After a quick lunch I met with the cultural producer students who are involved in Omtänk. I explained to them what Liisa and I had talked about and their reactions were not exactly positive. Rightly or wrongly (and personally I think rightly and wrongly is more accurate) they feel the project has been changed from under their feet and they have been made to waste time in a way that they find irritating and confusing. I put the best spin on everything that I could, beginning with being completely honest about how I feel about the process, which is subtly different from how they feel but not that different. I told them that we will be meeting with the rest of the steering committee on Thursday and a final resolution of all the issues will happen then. I promised that that meeting will finish with a definitive road map for the project.
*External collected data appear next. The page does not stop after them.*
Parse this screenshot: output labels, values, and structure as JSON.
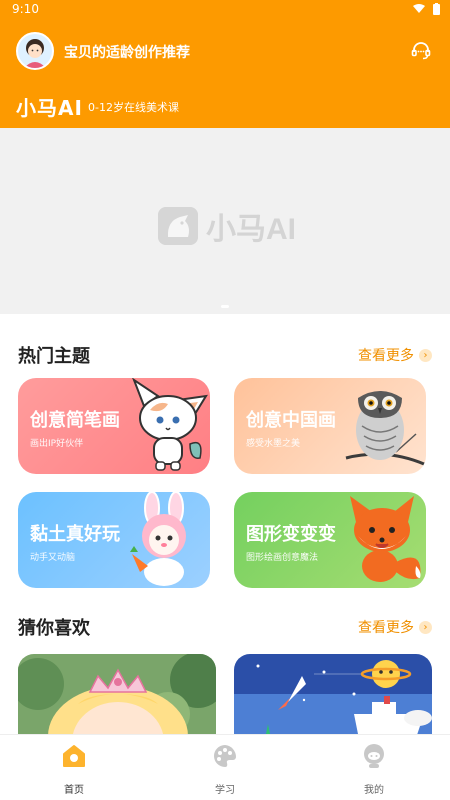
{
  "status": {
    "time": "9:10"
  },
  "header": {
    "greeting": "宝贝的适龄创作推荐",
    "brand": "小马AI",
    "subtitle": "0-12岁在线美术课"
  },
  "banner": {
    "logo_text": "小马AI"
  },
  "hot_topics": {
    "title": "热门主题",
    "more": "查看更多",
    "cards": [
      {
        "title": "创意简笔画",
        "sub": "画出IP好伙伴",
        "color": "#ff8b8b"
      },
      {
        "title": "创意中国画",
        "sub": "感受水墨之美",
        "color": "#ffb98a"
      },
      {
        "title": "黏土真好玩",
        "sub": "动手又动脑",
        "color": "#6db6ff"
      },
      {
        "title": "图形变变变",
        "sub": "图形绘画创意魔法",
        "color": "#8fd36e"
      }
    ]
  },
  "guess": {
    "title": "猜你喜欢",
    "more": "查看更多"
  },
  "tabs": [
    {
      "label": "首页",
      "icon": "home-icon",
      "active": true
    },
    {
      "label": "学习",
      "icon": "palette-icon",
      "active": false
    },
    {
      "label": "我的",
      "icon": "profile-icon",
      "active": false
    }
  ],
  "colors": {
    "accent": "#fd9a00",
    "more_text": "#f09000"
  }
}
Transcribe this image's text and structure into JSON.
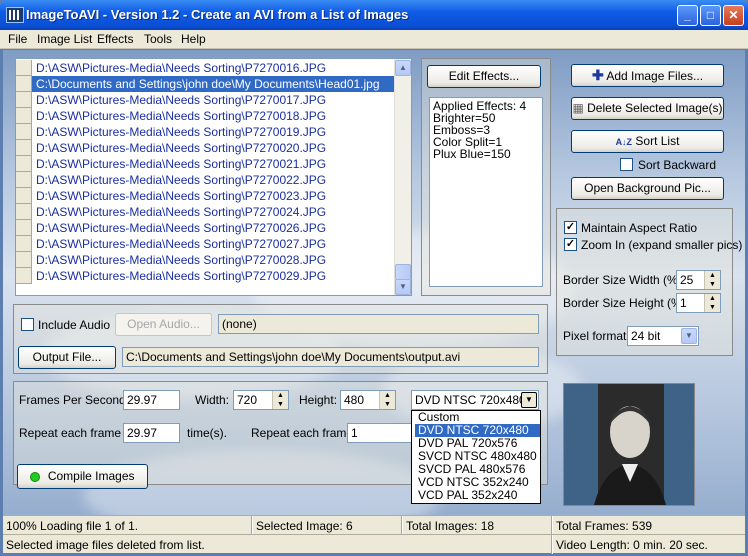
{
  "window": {
    "title": "ImageToAVI - Version 1.2 - Create an AVI from a List of Images"
  },
  "menu": [
    "File",
    "Image List",
    "Effects",
    "Tools",
    "Help"
  ],
  "files": [
    "D:\\ASW\\Pictures-Media\\Needs Sorting\\P7270016.JPG",
    "C:\\Documents and Settings\\john doe\\My Documents\\Head01.jpg",
    "D:\\ASW\\Pictures-Media\\Needs Sorting\\P7270017.JPG",
    "D:\\ASW\\Pictures-Media\\Needs Sorting\\P7270018.JPG",
    "D:\\ASW\\Pictures-Media\\Needs Sorting\\P7270019.JPG",
    "D:\\ASW\\Pictures-Media\\Needs Sorting\\P7270020.JPG",
    "D:\\ASW\\Pictures-Media\\Needs Sorting\\P7270021.JPG",
    "D:\\ASW\\Pictures-Media\\Needs Sorting\\P7270022.JPG",
    "D:\\ASW\\Pictures-Media\\Needs Sorting\\P7270023.JPG",
    "D:\\ASW\\Pictures-Media\\Needs Sorting\\P7270024.JPG",
    "D:\\ASW\\Pictures-Media\\Needs Sorting\\P7270026.JPG",
    "D:\\ASW\\Pictures-Media\\Needs Sorting\\P7270027.JPG",
    "D:\\ASW\\Pictures-Media\\Needs Sorting\\P7270028.JPG",
    "D:\\ASW\\Pictures-Media\\Needs Sorting\\P7270029.JPG"
  ],
  "selected_file_index": 1,
  "effects": {
    "edit_button": "Edit Effects...",
    "applied": [
      "Applied Effects: 4",
      "Brighter=50",
      "Emboss=3",
      "Color Split=1",
      "Plux Blue=150"
    ]
  },
  "actions": {
    "add_images": "Add Image Files...",
    "delete_selected": "Delete Selected Image(s)",
    "sort_list": "Sort List",
    "sort_backward": "Sort Backward",
    "sort_backward_checked": false,
    "open_background": "Open Background Pic..."
  },
  "options": {
    "maintain_aspect": "Maintain Aspect Ratio",
    "maintain_aspect_checked": true,
    "zoom_in": "Zoom In (expand smaller pics)",
    "zoom_in_checked": true,
    "border_width_label": "Border Size Width (%):",
    "border_width_value": "25",
    "border_height_label": "Border Size Height (%):",
    "border_height_value": "1",
    "pixel_format_label": "Pixel format:",
    "pixel_format_value": "24 bit"
  },
  "audio": {
    "include_label": "Include Audio",
    "include_checked": false,
    "open_button": "Open Audio...",
    "path": "(none)"
  },
  "output": {
    "button": "Output File...",
    "path": "C:\\Documents and Settings\\john doe\\My Documents\\output.avi"
  },
  "video": {
    "fps_label": "Frames Per Second:",
    "fps_value": "29.97",
    "width_label": "Width:",
    "width_value": "720",
    "height_label": "Height:",
    "height_value": "480",
    "repeat_label": "Repeat each frame",
    "repeat_value": "29.97",
    "times_label": "time(s).",
    "repeat2_label": "Repeat each frame",
    "repeat2_value": "1",
    "preset_value": "DVD NTSC 720x480",
    "preset_options": [
      "Custom",
      "DVD NTSC 720x480",
      "DVD PAL 720x576",
      "SVCD NTSC 480x480",
      "SVCD PAL 480x576",
      "VCD NTSC 352x240",
      "VCD PAL 352x240"
    ],
    "preset_selected_index": 1
  },
  "compile_button": "Compile Images",
  "status": {
    "loading": "100% Loading file 1 of 1.",
    "selected_image": "Selected Image: 6",
    "total_images": "Total Images: 18",
    "total_frames": "Total Frames: 539",
    "message": "Selected image files deleted from list.",
    "video_length": "Video Length: 0 min. 20 sec."
  },
  "colors": {
    "title_blue": "#0a4fd6",
    "selection": "#316ac5",
    "file_text": "#1a2ea0",
    "compile_led": "#22cc22"
  }
}
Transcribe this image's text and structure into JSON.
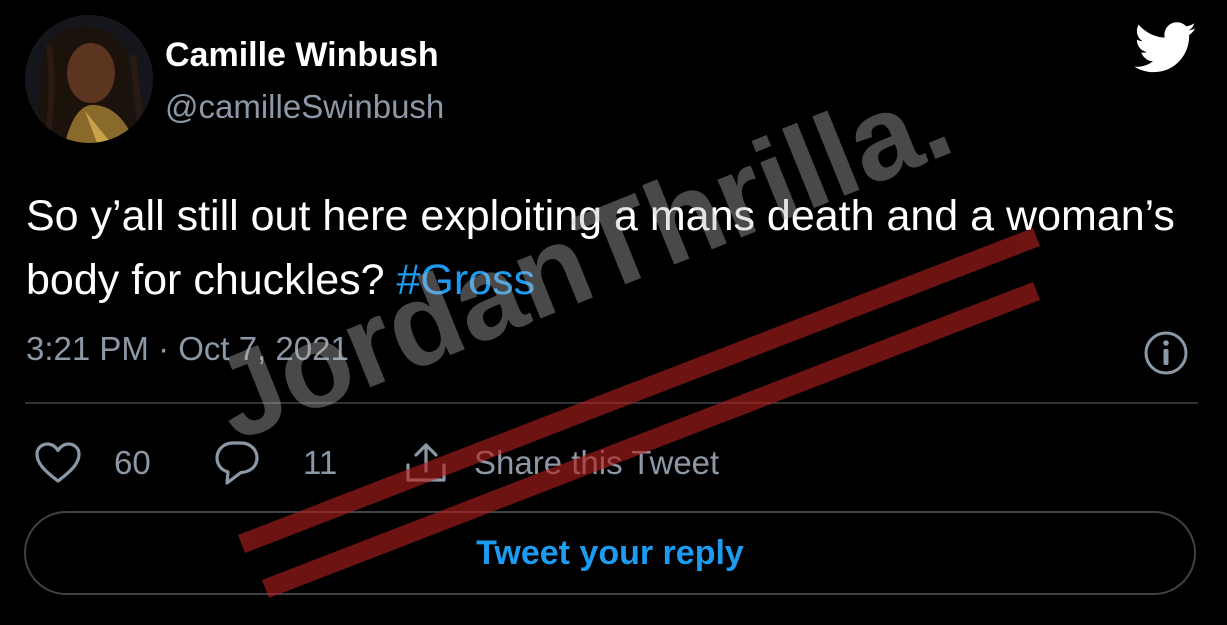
{
  "author": {
    "display_name": "Camille Winbush",
    "handle": "@camilleSwinbush"
  },
  "tweet": {
    "text": "So y’all still out here exploiting a mans death and a woman’s body for chuckles?",
    "hashtag": "#Gross",
    "timestamp": "3:21 PM · Oct 7, 2021"
  },
  "actions": {
    "likes": "60",
    "replies": "11",
    "share_label": "Share this Tweet"
  },
  "reply": {
    "label": "Tweet your reply"
  },
  "watermark": {
    "text": "JordanThrilla."
  },
  "icons": {
    "brand": "twitter-bird-icon",
    "info": "info-icon",
    "like": "heart-icon",
    "reply": "comment-icon",
    "share": "share-icon"
  },
  "colors": {
    "background": "#000000",
    "accent": "#1d9bf0",
    "secondary_text": "#8b98a5",
    "divider": "#2f3336",
    "watermark_stripe": "#b3201f"
  }
}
Now I am staring out of the window feeling exhausted. It is snowing heavily although nothing is settling.
In three minutes time I will meet with Riita who will be a spark of positivity. We will talk about the possibility of her taking a lead role in our Project Leadership course next year. I will suggest that you could do a Garret Kremer, and generalise everything she knows about sports psychology and apply it to design teams. She will agreed, and fun will be had.
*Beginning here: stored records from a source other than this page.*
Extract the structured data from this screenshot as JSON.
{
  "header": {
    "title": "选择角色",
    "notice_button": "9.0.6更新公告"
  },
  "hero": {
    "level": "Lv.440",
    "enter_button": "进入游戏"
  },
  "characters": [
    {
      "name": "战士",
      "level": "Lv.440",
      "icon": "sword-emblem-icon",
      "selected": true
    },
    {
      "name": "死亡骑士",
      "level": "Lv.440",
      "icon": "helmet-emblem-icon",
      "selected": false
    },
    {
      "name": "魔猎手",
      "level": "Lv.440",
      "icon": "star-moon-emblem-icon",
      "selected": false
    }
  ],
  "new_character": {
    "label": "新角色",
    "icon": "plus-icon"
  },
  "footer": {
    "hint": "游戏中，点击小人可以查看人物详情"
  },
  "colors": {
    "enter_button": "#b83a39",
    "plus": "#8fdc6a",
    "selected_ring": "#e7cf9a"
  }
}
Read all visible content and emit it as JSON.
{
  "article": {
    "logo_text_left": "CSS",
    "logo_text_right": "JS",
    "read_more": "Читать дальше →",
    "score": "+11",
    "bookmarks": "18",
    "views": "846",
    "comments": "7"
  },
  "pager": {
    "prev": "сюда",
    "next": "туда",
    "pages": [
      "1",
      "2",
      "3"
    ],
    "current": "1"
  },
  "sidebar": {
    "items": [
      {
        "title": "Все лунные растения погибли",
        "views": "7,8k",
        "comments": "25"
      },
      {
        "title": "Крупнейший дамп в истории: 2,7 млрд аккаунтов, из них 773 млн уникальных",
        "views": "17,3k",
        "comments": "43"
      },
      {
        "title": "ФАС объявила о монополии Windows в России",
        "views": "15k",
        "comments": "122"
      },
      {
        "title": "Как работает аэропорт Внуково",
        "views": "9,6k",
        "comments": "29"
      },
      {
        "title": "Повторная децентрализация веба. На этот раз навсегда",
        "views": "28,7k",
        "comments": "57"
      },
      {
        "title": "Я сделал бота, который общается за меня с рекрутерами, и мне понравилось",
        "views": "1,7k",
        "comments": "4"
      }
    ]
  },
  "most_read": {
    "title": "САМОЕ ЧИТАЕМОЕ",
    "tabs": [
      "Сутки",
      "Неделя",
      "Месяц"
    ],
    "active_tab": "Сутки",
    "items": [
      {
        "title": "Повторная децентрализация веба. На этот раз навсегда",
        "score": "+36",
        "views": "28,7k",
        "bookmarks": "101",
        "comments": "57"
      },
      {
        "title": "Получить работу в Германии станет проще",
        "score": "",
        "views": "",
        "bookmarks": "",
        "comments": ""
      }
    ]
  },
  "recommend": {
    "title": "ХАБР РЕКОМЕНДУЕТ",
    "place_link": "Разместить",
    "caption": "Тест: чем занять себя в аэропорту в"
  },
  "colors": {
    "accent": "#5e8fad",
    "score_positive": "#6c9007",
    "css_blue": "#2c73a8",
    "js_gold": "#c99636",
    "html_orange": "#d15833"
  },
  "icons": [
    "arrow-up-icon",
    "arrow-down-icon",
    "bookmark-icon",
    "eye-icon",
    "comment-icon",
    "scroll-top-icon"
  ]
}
In the evening I will attempt to rekindle the flames in the process of writing my thesis, with some minor success. I will read and make notes, but in the end I will fall back into simple organisational work: relabelling files, updating booklists and so on. I will see what I am doing but decide the best thing to do is just sit back and give myself permission to do it. Or not do it, as the case may be.
Forward movement is forward movement. Why get stressed about the speed?